The primitive types include arrow, cube, sphere, cylinder, line_strip, line_list, cube_list, sphere_list, points, text_view_facing, mesh_resource and triangle_list.
Primitive markers can be created using marker($type('Name'),_)
, where $type must be replaced by one of the primitive types.
In addition, KnowRob supports a set of complex marker types.
- cylinder_tf(Frame0,Frame1): A cylinder between 2 links
- link(Frame): A marker that takes the pose of a link
- trajectory(Frame): A trajectory of a link
- trail(Frame): A trail of a link (trajectory with alpha fade)
- average_trajectory(Frame): The average over multiple trajectories
- pointer(Frame0,Frame1): Arrow that points from Frame0 in the direction of Frame1
- object(Name): A marker that represents an OWL individual (including children objects)
- agent(Name): A marker that represents an OWL agent individual (including all links)
- stickman(Name): A special human skeleton visualization, kinematic structure is spanned by the OWL individual indentified by Name
Usage
First, setup the rosbridge communication interface and initialiaze the `knowrob_vis` package.
$ roslaunch rosbridge_server rosbridge_websocket.launch $ rosrun rosprolog rosprolog knowrob_vis
Markers must be explicitly published by the user with following query (openEASE does this automatically).
% publish modified marker ?- marker_publish.
Semantic Map Marker
The following queries read data from a semantic map and visualize it in the browser-based visualization.
% load and visualize semantic map ?- owl_parse('package://knowrob_map_data/owl/ccrl2_semantic_map.owl'). ?- owl_individual_of(A, knowrob:'SemanticEnvironmentMap'), marker_update(object(A)). % highlight all electrical household appliances ?- owl_individual_of(A, knowrob:'ElectricalHouseholdAppliance'), marker_highlight(object(A)).
Agent Marker
The following queries read data from a robot description, look up the robot pose in the mongo DB and visualize it in the browser-based visualization.

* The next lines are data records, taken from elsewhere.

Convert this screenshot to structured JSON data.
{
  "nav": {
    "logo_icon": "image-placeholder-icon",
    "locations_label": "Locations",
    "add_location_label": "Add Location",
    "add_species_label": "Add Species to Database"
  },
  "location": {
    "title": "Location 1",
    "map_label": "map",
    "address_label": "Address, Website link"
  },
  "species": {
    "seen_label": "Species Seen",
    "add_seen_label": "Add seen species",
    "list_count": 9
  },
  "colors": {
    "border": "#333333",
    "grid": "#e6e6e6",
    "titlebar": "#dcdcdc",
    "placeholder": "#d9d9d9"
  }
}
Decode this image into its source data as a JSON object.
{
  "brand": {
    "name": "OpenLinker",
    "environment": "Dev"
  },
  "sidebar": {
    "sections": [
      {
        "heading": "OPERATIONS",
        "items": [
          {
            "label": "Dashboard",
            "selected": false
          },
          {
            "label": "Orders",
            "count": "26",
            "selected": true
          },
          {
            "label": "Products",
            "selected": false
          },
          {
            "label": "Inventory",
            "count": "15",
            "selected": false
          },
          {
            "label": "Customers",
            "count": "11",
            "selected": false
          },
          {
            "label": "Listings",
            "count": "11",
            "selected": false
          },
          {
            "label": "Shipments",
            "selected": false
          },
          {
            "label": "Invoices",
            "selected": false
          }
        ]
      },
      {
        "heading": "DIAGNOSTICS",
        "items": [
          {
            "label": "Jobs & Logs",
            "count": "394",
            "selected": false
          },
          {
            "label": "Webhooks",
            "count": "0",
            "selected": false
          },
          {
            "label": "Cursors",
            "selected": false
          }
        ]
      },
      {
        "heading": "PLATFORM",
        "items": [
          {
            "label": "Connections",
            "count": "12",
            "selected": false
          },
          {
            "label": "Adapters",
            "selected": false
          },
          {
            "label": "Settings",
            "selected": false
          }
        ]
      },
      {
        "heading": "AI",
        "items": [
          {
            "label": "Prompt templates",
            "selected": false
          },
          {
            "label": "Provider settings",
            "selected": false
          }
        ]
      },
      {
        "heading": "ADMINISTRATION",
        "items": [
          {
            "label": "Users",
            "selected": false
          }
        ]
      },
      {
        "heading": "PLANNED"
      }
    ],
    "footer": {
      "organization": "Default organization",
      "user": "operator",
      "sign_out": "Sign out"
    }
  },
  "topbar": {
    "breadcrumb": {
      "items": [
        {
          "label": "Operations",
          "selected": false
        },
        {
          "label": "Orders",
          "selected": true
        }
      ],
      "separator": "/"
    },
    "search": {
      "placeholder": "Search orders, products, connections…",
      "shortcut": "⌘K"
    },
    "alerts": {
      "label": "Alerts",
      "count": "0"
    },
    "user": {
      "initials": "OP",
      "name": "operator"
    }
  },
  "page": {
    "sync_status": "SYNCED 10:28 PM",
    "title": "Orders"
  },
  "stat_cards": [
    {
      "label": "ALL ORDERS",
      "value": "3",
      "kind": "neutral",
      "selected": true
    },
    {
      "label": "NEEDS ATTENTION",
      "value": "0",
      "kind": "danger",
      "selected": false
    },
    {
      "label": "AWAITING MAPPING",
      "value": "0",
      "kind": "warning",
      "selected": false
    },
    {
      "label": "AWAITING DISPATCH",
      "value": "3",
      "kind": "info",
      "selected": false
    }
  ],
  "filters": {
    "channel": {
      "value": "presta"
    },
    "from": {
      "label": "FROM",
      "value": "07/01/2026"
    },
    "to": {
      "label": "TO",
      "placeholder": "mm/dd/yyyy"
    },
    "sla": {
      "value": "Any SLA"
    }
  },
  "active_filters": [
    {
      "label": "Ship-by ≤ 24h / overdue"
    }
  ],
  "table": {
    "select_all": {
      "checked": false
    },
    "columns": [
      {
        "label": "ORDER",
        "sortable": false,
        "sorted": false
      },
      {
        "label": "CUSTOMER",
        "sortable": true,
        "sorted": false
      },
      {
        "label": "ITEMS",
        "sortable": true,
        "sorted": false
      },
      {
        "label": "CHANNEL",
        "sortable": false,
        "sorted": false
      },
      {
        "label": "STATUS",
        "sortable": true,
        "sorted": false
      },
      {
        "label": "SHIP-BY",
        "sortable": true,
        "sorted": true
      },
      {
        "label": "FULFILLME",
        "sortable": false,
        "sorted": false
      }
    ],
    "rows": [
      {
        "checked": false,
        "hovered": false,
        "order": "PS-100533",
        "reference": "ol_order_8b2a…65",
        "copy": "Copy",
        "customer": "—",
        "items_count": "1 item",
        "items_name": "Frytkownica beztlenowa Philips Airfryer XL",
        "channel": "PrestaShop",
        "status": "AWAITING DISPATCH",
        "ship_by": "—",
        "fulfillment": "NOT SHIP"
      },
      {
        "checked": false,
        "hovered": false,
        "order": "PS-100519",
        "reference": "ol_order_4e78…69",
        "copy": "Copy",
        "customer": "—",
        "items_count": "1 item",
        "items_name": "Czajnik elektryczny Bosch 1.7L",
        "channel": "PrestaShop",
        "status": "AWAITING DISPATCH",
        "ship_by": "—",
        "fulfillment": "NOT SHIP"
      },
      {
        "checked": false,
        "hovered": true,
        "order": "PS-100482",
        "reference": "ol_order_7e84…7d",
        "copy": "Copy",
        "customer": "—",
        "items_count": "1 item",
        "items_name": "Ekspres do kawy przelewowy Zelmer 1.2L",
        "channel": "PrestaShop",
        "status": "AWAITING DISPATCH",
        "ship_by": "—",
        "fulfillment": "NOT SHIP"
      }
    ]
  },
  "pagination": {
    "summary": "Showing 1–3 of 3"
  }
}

% load and visualize the pr2 robot for given timepoint T ?- owl_parse('package://knowrob_srdl/owl/PR2.owl'). ?- mng_robot_pose_at_time(pr2:'PR2Robot1','/map',T,_), marker_update(object(pr2:'PR2Robot1'),End).
Trajectory Marker
The following queries read data from a robot description, sample the '/base_link' between T0 and T1 and visualize it in the browser-based visualization.

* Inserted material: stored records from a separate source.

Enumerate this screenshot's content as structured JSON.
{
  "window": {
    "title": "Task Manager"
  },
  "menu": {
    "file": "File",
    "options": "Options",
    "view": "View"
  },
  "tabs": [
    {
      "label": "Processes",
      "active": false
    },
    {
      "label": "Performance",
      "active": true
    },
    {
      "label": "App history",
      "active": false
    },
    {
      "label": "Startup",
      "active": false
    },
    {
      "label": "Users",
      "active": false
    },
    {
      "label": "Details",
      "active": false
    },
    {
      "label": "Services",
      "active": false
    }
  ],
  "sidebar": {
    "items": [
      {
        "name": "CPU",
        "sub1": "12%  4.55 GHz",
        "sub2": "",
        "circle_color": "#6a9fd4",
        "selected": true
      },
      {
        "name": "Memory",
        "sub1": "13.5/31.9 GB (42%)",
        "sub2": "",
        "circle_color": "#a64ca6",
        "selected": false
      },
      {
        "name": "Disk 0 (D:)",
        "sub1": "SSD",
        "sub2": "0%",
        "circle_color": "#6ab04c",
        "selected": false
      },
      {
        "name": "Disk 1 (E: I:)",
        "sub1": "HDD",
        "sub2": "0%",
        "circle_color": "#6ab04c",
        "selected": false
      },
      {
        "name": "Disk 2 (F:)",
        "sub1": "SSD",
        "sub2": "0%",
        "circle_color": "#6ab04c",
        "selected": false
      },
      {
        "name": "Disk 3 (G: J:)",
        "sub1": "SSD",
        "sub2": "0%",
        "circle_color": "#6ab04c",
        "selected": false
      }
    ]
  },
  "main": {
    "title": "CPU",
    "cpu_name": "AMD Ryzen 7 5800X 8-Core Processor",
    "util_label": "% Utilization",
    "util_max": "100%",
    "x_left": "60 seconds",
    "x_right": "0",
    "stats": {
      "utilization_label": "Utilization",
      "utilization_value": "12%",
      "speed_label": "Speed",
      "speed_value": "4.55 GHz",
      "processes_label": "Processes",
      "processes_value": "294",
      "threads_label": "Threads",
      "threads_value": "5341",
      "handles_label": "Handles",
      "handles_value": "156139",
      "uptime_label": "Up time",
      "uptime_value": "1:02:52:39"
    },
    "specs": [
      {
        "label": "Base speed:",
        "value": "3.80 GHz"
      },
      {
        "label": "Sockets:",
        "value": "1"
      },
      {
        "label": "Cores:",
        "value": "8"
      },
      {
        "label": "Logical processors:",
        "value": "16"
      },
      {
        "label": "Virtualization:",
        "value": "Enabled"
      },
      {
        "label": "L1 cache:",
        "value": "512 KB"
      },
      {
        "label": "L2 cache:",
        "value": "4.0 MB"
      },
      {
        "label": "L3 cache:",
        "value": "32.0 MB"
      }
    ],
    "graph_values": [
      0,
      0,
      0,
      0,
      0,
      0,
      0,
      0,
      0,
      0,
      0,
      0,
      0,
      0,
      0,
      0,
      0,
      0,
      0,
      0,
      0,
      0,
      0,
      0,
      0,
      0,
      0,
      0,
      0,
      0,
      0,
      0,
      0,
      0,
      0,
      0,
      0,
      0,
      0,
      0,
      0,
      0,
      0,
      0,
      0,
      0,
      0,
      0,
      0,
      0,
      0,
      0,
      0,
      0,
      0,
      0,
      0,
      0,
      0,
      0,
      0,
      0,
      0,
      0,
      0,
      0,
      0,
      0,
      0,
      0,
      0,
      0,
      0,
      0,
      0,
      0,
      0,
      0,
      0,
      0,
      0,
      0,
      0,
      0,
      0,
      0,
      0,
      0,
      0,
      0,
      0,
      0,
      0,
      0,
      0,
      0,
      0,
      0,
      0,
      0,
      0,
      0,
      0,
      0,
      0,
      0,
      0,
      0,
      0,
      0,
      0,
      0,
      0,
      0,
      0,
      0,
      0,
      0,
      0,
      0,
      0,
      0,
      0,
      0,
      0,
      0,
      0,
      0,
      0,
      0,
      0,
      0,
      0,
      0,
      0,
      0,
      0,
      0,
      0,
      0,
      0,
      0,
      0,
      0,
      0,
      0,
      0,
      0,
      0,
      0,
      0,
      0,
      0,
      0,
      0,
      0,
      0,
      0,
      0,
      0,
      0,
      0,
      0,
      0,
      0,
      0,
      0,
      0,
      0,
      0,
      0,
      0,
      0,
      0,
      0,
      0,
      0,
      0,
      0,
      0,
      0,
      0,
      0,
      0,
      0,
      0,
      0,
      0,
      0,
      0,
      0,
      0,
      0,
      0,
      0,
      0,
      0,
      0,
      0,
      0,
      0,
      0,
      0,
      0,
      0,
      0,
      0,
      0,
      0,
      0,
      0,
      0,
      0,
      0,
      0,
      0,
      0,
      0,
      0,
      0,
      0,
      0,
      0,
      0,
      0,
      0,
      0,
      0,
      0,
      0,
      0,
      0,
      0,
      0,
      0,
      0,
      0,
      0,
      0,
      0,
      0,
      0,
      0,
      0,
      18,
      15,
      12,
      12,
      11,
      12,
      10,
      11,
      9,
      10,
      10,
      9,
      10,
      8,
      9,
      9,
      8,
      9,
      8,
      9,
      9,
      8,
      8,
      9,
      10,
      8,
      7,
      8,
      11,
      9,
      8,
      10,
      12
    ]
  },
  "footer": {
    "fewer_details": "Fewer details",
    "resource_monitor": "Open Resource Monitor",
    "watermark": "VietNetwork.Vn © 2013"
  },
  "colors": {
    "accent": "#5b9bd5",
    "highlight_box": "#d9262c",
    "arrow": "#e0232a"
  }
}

% load and visualize the base link of the pr2 robot for given timerange (T0,T1) ?- owl_parse('package://knowrob_srdl/owl/PR2.owl'). ?- marker_update(trajectory('/base_link'), interval(T0,T1,dt(Interval))).
Visualizing 3D object meshes
KnowRob supports the visualization of objects using 3D surface meshes in the STL or Collada file formats. These meshes can either be attached to an object instance or to an object class, in which case they are used for visualization of all of its instances. The following OWL snippet shows how an instance can be linked to its CAD model using the pathToCadModel property:
<owl:NamedIndividual rdf:about="&map_obj;milk1"> <rdf:type rdf:resource="&knowrob;CowsMilk-Product"/> <knowrob:pathToCadModel rdf:datatype="&xsd;string"> package://knowrob_tutorial/cad/milk.kmz</knowrob:pathToCadModel> </owl:NamedIndividual>
The package knowrob_cad_models in knowrob_addons provides such definitions for several object types, and also contains CAD models that are downloaded at build time.

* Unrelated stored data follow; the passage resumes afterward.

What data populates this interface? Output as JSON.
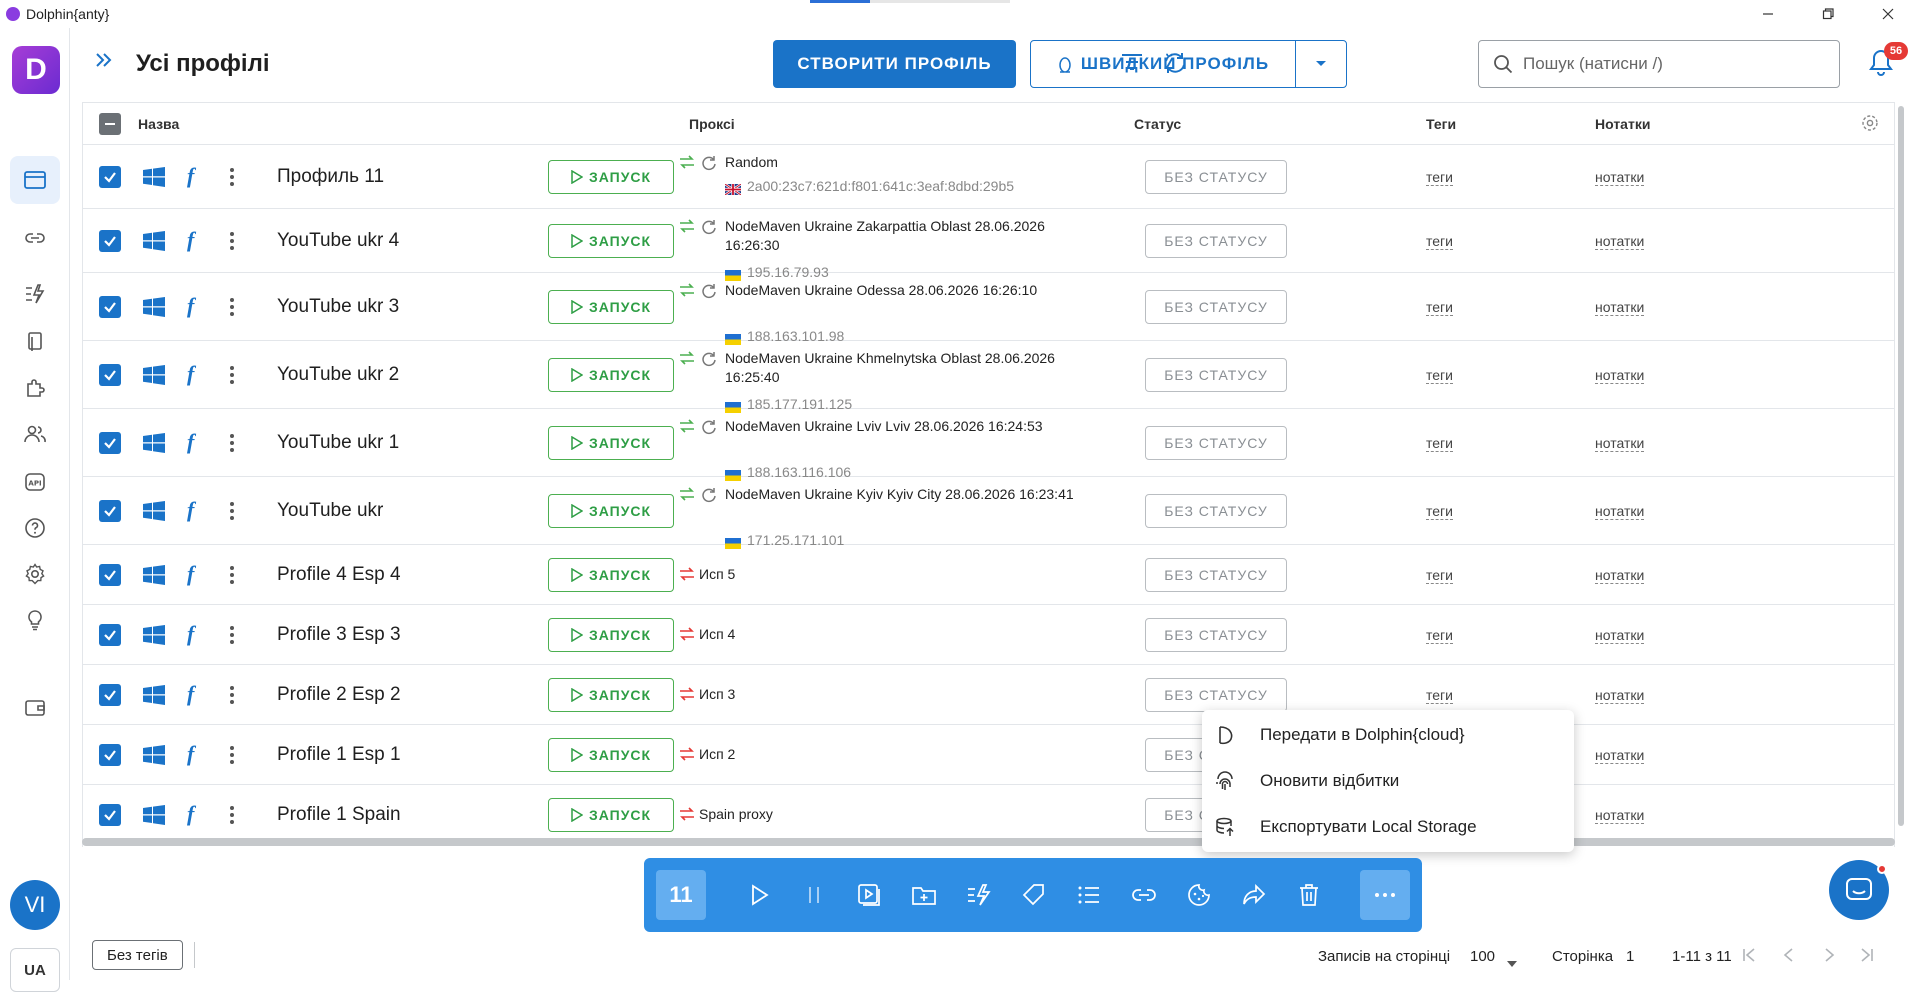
{
  "app": {
    "title": "Dolphin{anty}"
  },
  "header": {
    "title": "Усі профілі",
    "create_label": "СТВОРИТИ ПРОФІЛЬ",
    "quick_label": "ШВИДКИЙ ПРОФІЛЬ",
    "search_placeholder": "Пошук (натисни /)",
    "notifications_count": "56"
  },
  "sidebar": {
    "brand": "D",
    "avatar": "VI",
    "language": "UA"
  },
  "table": {
    "columns": {
      "name": "Назва",
      "proxy": "Проксі",
      "status": "Статус",
      "tags": "Теги",
      "notes": "Нотатки"
    },
    "launch_label": "ЗАПУСК",
    "status_label": "БЕЗ СТАТУСУ",
    "tag_label": "теги",
    "note_label": "нотатки",
    "rows": [
      {
        "name": "Профиль 11",
        "proxy": "Random",
        "ip": "2a00:23c7:621d:f801:641c:3eaf:8dbd:29b5",
        "flag": "uk"
      },
      {
        "name": "YouTube ukr 4",
        "proxy": "NodeMaven Ukraine Zakarpattia Oblast 28.06.2026 16:26:30",
        "ip": "195.16.79.93",
        "flag": "ua"
      },
      {
        "name": "YouTube ukr 3",
        "proxy": "NodeMaven Ukraine Odessa 28.06.2026 16:26:10",
        "ip": "188.163.101.98",
        "flag": "ua"
      },
      {
        "name": "YouTube ukr 2",
        "proxy": "NodeMaven Ukraine Khmelnytska Oblast 28.06.2026 16:25:40",
        "ip": "185.177.191.125",
        "flag": "ua"
      },
      {
        "name": "YouTube ukr 1",
        "proxy": "NodeMaven Ukraine Lviv Lviv 28.06.2026 16:24:53",
        "ip": "188.163.116.106",
        "flag": "ua"
      },
      {
        "name": "YouTube ukr",
        "proxy": "NodeMaven Ukraine Kyiv Kyiv City 28.06.2026 16:23:41",
        "ip": "171.25.171.101",
        "flag": "ua"
      },
      {
        "name": "Profile 4 Esp 4",
        "proxy": "Исп 5",
        "ip": "",
        "flag": ""
      },
      {
        "name": "Profile 3 Esp 3",
        "proxy": "Исп 4",
        "ip": "",
        "flag": ""
      },
      {
        "name": "Profile 2 Esp 2",
        "proxy": "Исп 3",
        "ip": "",
        "flag": ""
      },
      {
        "name": "Profile 1 Esp 1",
        "proxy": "Исп 2",
        "ip": "",
        "flag": ""
      },
      {
        "name": "Profile 1 Spain",
        "proxy": "Spain proxy",
        "ip": "",
        "flag": ""
      }
    ]
  },
  "context_menu": {
    "items": [
      {
        "label": "Передати в Dolphin{cloud}",
        "icon": "dolphin-cloud-icon"
      },
      {
        "label": "Оновити відбитки",
        "icon": "fingerprint-icon"
      },
      {
        "label": "Експортувати Local Storage",
        "icon": "export-storage-icon"
      }
    ]
  },
  "action_bar": {
    "selected_count": "11"
  },
  "footer": {
    "no_tags": "Без тегів",
    "per_page_label": "Записів на сторінці",
    "per_page_value": "100",
    "page_label": "Сторінка",
    "page_value": "1",
    "range": "1-11 з 11"
  },
  "colors": {
    "accent": "#1a73c8",
    "launch": "#4caf50",
    "badge": "#e53935"
  }
}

Inside the ROS filesystem, resources such as binary files can be described using different kinds of URLs: The common file:// and http:// URLs, and the package:// URL used above that describes a path relative to a ROS package. These URLs can be resolved using the resource_retriever tool.
Since the client of a webserver cannot access the whole file system, this mechanism does not work as such if requests are made from a website. The ros3djs library therefore rewrites package:// URLs for object meshes to subfolders of the website's docroot. For example, meshes in the package pr2_description are searched at http://localhost/pr2_description/…
If you would like to visualize meshes contained in ROS packages in the browser, you have to put these meshes into the docroot of the webserver, i.e. as a subfolder of the directory 'html' in knowrob_vis. Please make sure that the folder is named exactly like the ROS package containing the meshes and that is has the same subfolders. You can remove all files except the meshes themselves.